REVIEW:
Stephen K Amos – The Spokesman; Tom Green – Live Opera House, Wellington, May 5
Reviewed by Daven Parsons-Piwari
The New Zealand International Comedy Festival brings to town all sorts of international delights for our entertainment pleasure, two such worldwide acts being Brit Stephen K Amos and Canadian Tom Green.
Amos’ show had a certain forum atmosphere that came from his constant interaction with the audience in all sorts of ways, from friendly banter, flirting with young males in the audience and, at one point, co-ordinating a prank on a single audience member while they left for the loo.
The idea was to all raise our hands when Amos asked us if we picked our nose as a child and see if we could get her to admit it through sheer peer pressure alone. (It totally worked.)
The audience was incorporated so much, in fact, that it barely felt like a show, and more like just a bunch of people hanging out with Stephen K Amos in a very large room.
Amos owned the crowd from the start with a mixture of sharp wit, quick thinking and charisma.
His first jokes defaulted to being about the fact that he was black, but thankfully it was more about experiences he’s had instead of “The difference between black people and white people is … ” routine that’s right up there in the overused section of comedy with airline food and gender roles.
Coming in louder and more in-your-face is Tom Green, who ranks just below Dane Cook in the decibel meter in terms of his delivery.
Green’s show, in direct contrast to Amos, alienated the audience early, as he awkwardly took the stage and yelled at individuals in a manner closer to a drill sergeant than a performer.

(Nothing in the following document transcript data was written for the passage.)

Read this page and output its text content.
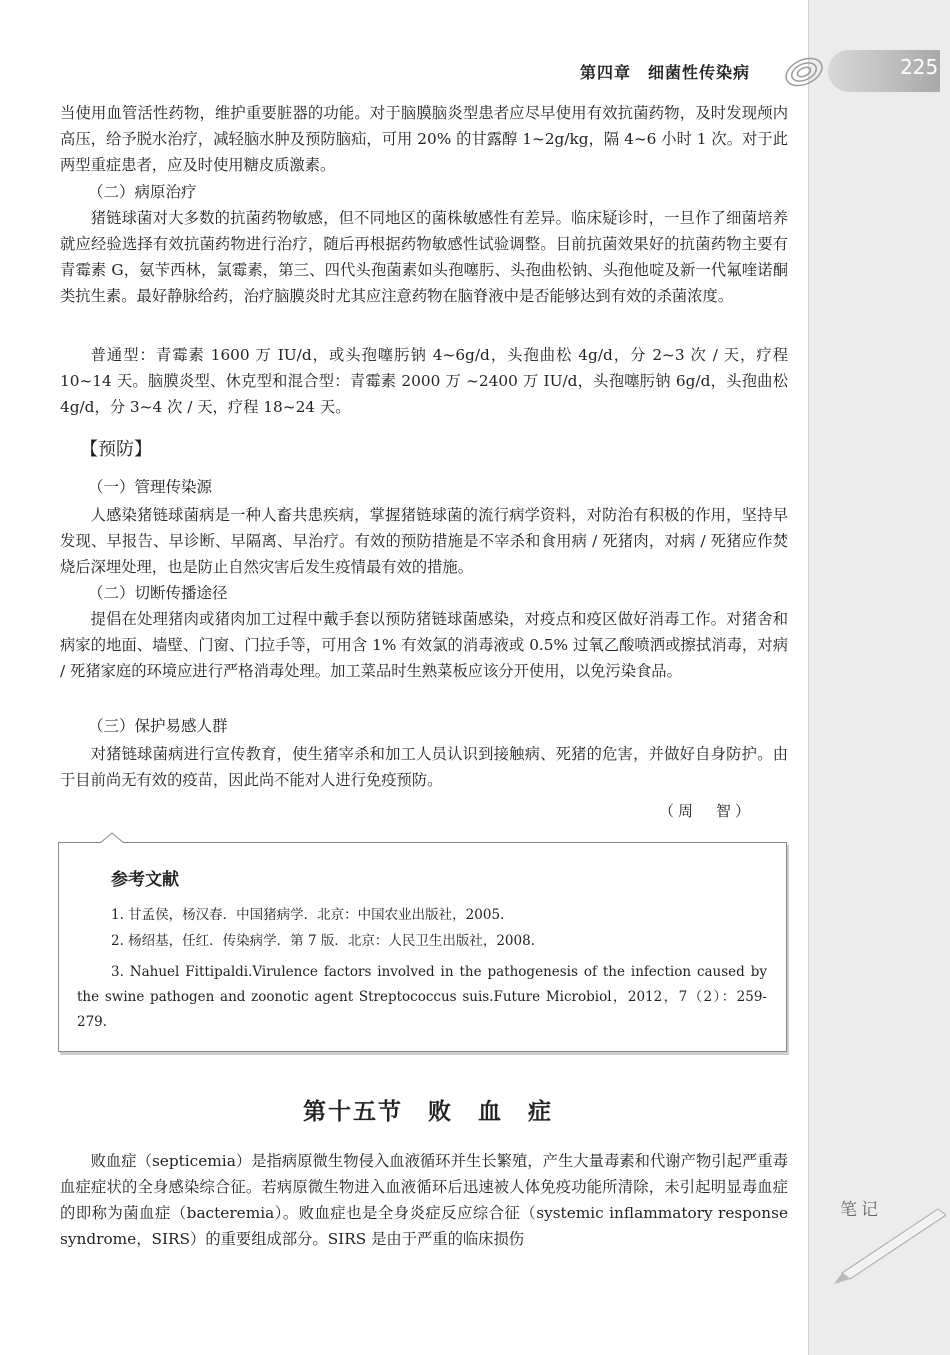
第四章　细菌性传染病	225

当使用血管活性药物，维护重要脏器的功能。对于脑膜脑炎型患者应尽早使用有效抗菌药物，及时发现颅内高压，给予脱水治疗，减轻脑水肿及预防脑疝，可用 20% 的甘露醇 1~2g/kg，隔 4~6 小时 1 次。对于此两型重症患者，应及时使用糖皮质激素。

（二）病原治疗

猪链球菌对大多数的抗菌药物敏感，但不同地区的菌株敏感性有差异。临床疑诊时，一旦作了细菌培养就应经验选择有效抗菌药物进行治疗，随后再根据药物敏感性试验调整。目前抗菌效果好的抗菌药物主要有青霉素 G，氨苄西林，氯霉素，第三、四代头孢菌素如头孢噻肟、头孢曲松钠、头孢他啶及新一代氟喹诺酮类抗生素。最好静脉给药，治疗脑膜炎时尤其应注意药物在脑脊液中是否能够达到有效的杀菌浓度。

普通型：青霉素 1600 万 IU/d，或头孢噻肟钠 4~6g/d，头孢曲松 4g/d，分 2~3 次 / 天，疗程 10~14 天。脑膜炎型、休克型和混合型：青霉素 2000 万 ~2400 万 IU/d，头孢噻肟钠 6g/d，头孢曲松 4g/d，分 3~4 次 / 天，疗程 18~24 天。

【预防】
（一）管理传染源

人感染猪链球菌病是一种人畜共患疾病，掌握猪链球菌的流行病学资料，对防治有积极的作用，坚持早发现、早报告、早诊断、早隔离、早治疗。有效的预防措施是不宰杀和食用病 / 死猪肉，对病 / 死猪应作焚烧后深埋处理，也是防止自然灾害后发生疫情最有效的措施。

（二）切断传播途径

提倡在处理猪肉或猪肉加工过程中戴手套以预防猪链球菌感染，对疫点和疫区做好消毒工作。对猪舍和病家的地面、墙壁、门窗、门拉手等，可用含 1% 有效氯的消毒液或 0.5% 过氧乙酸喷洒或擦拭消毒，对病 / 死猪家庭的环境应进行严格消毒处理。加工菜品时生熟菜板应该分开使用，以免污染食品。

（三）保护易感人群

对猪链球菌病进行宣传教育，使生猪宰杀和加工人员认识到接触病、死猪的危害，并做好自身防护。由于目前尚无有效的疫苗，因此尚不能对人进行免疫预防。

（周　智）
参考文献

1. 甘孟侯，杨汉春．中国猪病学．北京：中国农业出版社，2005.

2. 杨绍基，任红．传染病学．第 7 版．北京：人民卫生出版社，2008.

3. Nahuel Fittipaldi.Virulence factors involved in the pathogenesis of the infection caused by the swine pathogen and zoonotic agent Streptococcus suis.Future Microbiol，2012，7（2）：259-279.

第十五节　败　血　症

败血症（septicemia）是指病原微生物侵入血液循环并生长繁殖，产生大量毒素和代谢产物引起严重毒血症症状的全身感染综合征。若病原微生物进入血液循环后迅速被人体免疫功能所清除，未引起明显毒血症的即称为菌血症（bacteremia）。败血症也是全身炎症反应综合征（systemic inflammatory response syndrome，SIRS）的重要组成部分。SIRS 是由于严重的临床损伤

笔记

Green’s set relied on shock value and extreme absurdity for humour and tended to consist of angry rants about the state of the world and how things like Facebook are ruining the way we interact, just in time to shred an audience member for being bathed in the blue light of Facebook mobile from his smartphone.

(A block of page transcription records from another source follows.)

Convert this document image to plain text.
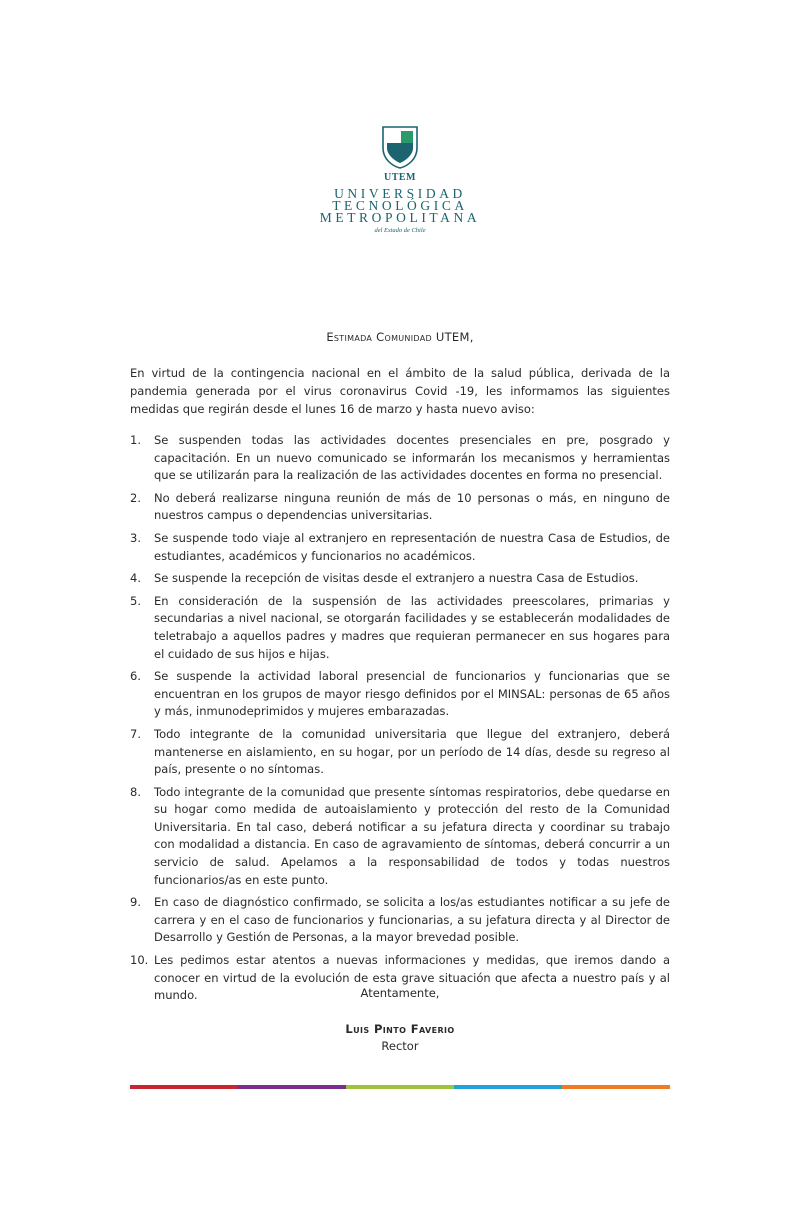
UTEM
UNIVERSIDAD
TECNOLÓGICA
METROPOLITANA
del Estado de Chile
Estimada Comunidad UTEM,

En virtud de la contingencia nacional en el ámbito de la salud pública, derivada de la pandemia generada por el virus coronavirus Covid -19, les informamos las siguientes medidas que regirán desde el lunes 16 de marzo y hasta nuevo aviso:

1. Se suspenden todas las actividades docentes presenciales en pre, posgrado y capacitación. En un nuevo comunicado se informarán los mecanismos y herramientas que se utilizarán para la realización de las actividades docentes en forma no presencial.
2. No deberá realizarse ninguna reunión de más de 10 personas o más, en ninguno de nuestros campus o dependencias universitarias.
3. Se suspende todo viaje al extranjero en representación de nuestra Casa de Estudios, de estudiantes, académicos y funcionarios no académicos.
4. Se suspende la recepción de visitas desde el extranjero a nuestra Casa de Estudios.
5. En consideración de la suspensión de las actividades preescolares, primarias y secundarias a nivel nacional, se otorgarán facilidades y se establecerán modalidades de teletrabajo a aquellos padres y madres que requieran permanecer en sus hogares para el cuidado de sus hijos e hijas.
6. Se suspende la actividad laboral presencial de funcionarios y funcionarias que se encuentran en los grupos de mayor riesgo definidos por el MINSAL: personas de 65 años y más, inmunodeprimidos y mujeres embarazadas.
7. Todo integrante de la comunidad universitaria que llegue del extranjero, deberá mantenerse en aislamiento, en su hogar, por un período de 14 días, desde su regreso al país, presente o no síntomas.
8. Todo integrante de la comunidad que presente síntomas respiratorios, debe quedarse en su hogar como medida de autoaislamiento y protección del resto de la Comunidad Universitaria. En tal caso, deberá notificar a su jefatura directa y coordinar su trabajo con modalidad a distancia. En caso de agravamiento de síntomas, deberá concurrir a un servicio de salud. Apelamos a la responsabilidad de todos y todas nuestros funcionarios/as en este punto.
9. En caso de diagnóstico confirmado, se solicita a los/as estudiantes notificar a su jefe de carrera y en el caso de funcionarios y funcionarias, a su jefatura directa y al Director de Desarrollo y Gestión de Personas, a la mayor brevedad posible.
10. Les pedimos estar atentos a nuevas informaciones y medidas, que iremos dando a conocer en virtud de la evolución de esta grave situación que afecta a nuestro país y al mundo.	Atentamente,
Luis Pinto Faverio
Rector
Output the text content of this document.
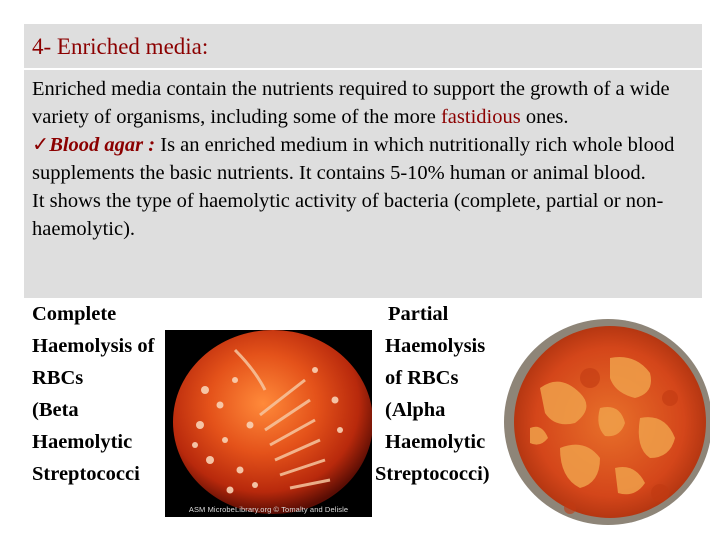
4- Enriched media:

Enriched media contain the nutrients required to support the growth of a wide variety of organisms, including some of the more fastidious ones.

✓Blood agar : Is an enriched medium in which nutritionally rich whole blood supplements the basic nutrients. It contains 5-10% human or animal blood.

It shows the type of haemolytic activity of bacteria (complete, partial or non- haemolytic).

Complete
Haemolysis of
RBCs
(Beta
Haemolytic
Streptococci
Partial
Haemolysis
of RBCs
(Alpha
Haemolytic
Streptococci)
ASM MicrobeLibrary.org © Tomalty and Delisle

It may have seemed rude but I can hardly blame the guy, as I ended up checking my watch every few minutes to the point where I was just politely waiting for the show to end.
There’s only so much being yelled at I can take before it all just gets filtered into the “loud noise comprehension” part of my brain usually reserved for vacuum cleaners and lawnmowers.
While there weren’t many jokes with conventional punchlines, Green repeated the ones that did exist enough times to burn them into the audience members’ brains to make it a show we would remember against our will.
If you had told me beforehand that the British comedian would be the mild and soft-spoken one and the Canadian one would be loud and obnoxious, I would have thought you had them mixed up, but I guess that’s what I get for thinking in stereotypes.